In the fall of 2019, Temple opened a new library building, the Charles Library. It was designed by the Norwegian architecture firm Snøhetta and sits along a crossroads of that campus, in a spot that can sometimes feel as crowded as Times Square during the height of the day, says Lucia.
Space affects mind-sets — something that has been as true of libraries as it has of churches or prominent government buildings over centuries. One of the themes of “The Deserted Library” and a number of related and follow-up articles was clear: The “deserted” libraries were often drab, poorly lit buildings. New, well-designed or renovated libraries often led people to rediscover these buildings, and to want to hang out within them.
“The Charles Library is an environment where you walk into it, and it has a feeling, a lightness, a lifting quality that is inspiring,” Lucia says. “The design environment, the layout of spaces, the physical materials, and the way they fit together — the geometry communicates a sense of specialness. It takes from a deep history of library architecture, this notion that libraries should be spaces that inspire.”
The library was designed in part around the notion of the stoa in classical Greek architecture — walkways, lined with columns, that were public marketplaces and community spaces. It was designed to be a social space, but a versatile one that could change with the times.
If you go back far enough, to ancient Egypt, Greece, and Rome, “libraries never were about books,” says Craig Dykers, a founding partner at Snøhetta, which also designed the Bibliotheca Alexandrina.

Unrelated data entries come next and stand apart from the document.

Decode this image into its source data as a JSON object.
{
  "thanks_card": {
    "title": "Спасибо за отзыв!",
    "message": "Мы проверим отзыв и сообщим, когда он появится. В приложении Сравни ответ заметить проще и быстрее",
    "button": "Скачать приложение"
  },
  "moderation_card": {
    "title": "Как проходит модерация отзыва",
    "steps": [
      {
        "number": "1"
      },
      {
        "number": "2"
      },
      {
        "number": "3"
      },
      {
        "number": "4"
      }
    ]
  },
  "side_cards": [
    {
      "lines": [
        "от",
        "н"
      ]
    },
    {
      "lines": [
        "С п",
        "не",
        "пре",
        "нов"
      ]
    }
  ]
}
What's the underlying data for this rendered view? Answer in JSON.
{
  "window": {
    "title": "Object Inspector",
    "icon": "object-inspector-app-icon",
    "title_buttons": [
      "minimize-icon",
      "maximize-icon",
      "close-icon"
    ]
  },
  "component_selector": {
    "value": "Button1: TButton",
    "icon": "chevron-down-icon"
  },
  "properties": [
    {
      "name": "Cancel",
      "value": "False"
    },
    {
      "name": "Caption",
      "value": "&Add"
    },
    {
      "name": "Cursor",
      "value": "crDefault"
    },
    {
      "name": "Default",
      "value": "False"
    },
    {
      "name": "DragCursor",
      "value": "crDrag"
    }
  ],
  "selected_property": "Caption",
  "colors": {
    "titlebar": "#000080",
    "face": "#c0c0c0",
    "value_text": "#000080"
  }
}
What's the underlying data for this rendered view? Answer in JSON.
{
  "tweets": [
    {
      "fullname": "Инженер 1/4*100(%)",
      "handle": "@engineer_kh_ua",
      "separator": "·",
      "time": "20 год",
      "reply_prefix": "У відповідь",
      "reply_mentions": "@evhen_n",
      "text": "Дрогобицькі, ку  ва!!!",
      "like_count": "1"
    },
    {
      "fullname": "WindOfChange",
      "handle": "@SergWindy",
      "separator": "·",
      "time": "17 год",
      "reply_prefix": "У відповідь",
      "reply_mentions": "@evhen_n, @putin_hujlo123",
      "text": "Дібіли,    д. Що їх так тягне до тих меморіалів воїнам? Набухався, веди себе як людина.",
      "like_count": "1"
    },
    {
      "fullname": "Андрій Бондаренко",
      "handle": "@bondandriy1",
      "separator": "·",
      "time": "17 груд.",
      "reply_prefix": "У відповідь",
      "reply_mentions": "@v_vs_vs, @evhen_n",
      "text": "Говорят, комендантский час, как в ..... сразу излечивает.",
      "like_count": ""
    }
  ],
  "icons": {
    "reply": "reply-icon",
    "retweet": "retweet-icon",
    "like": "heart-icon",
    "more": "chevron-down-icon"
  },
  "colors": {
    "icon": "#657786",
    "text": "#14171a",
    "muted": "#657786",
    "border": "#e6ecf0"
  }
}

They started as outdoor spaces, he says, then moved to semi-enclosed spaces. They were sites of legal debates and community space before they became “semi-sabbatical” places where people sit alone at a cubby.
“In recent history, we have broadened that definition to be actually much more like the ancient libraries of Greece and Rome, to be highly active places,” he says. “That type of action, that type of energy, that type of messiness is something the internet cannot replace, even in chat rooms. We’ll yearn for that after the pandemic eases our fear of being with other people, and we will once again reoccupy libraries.”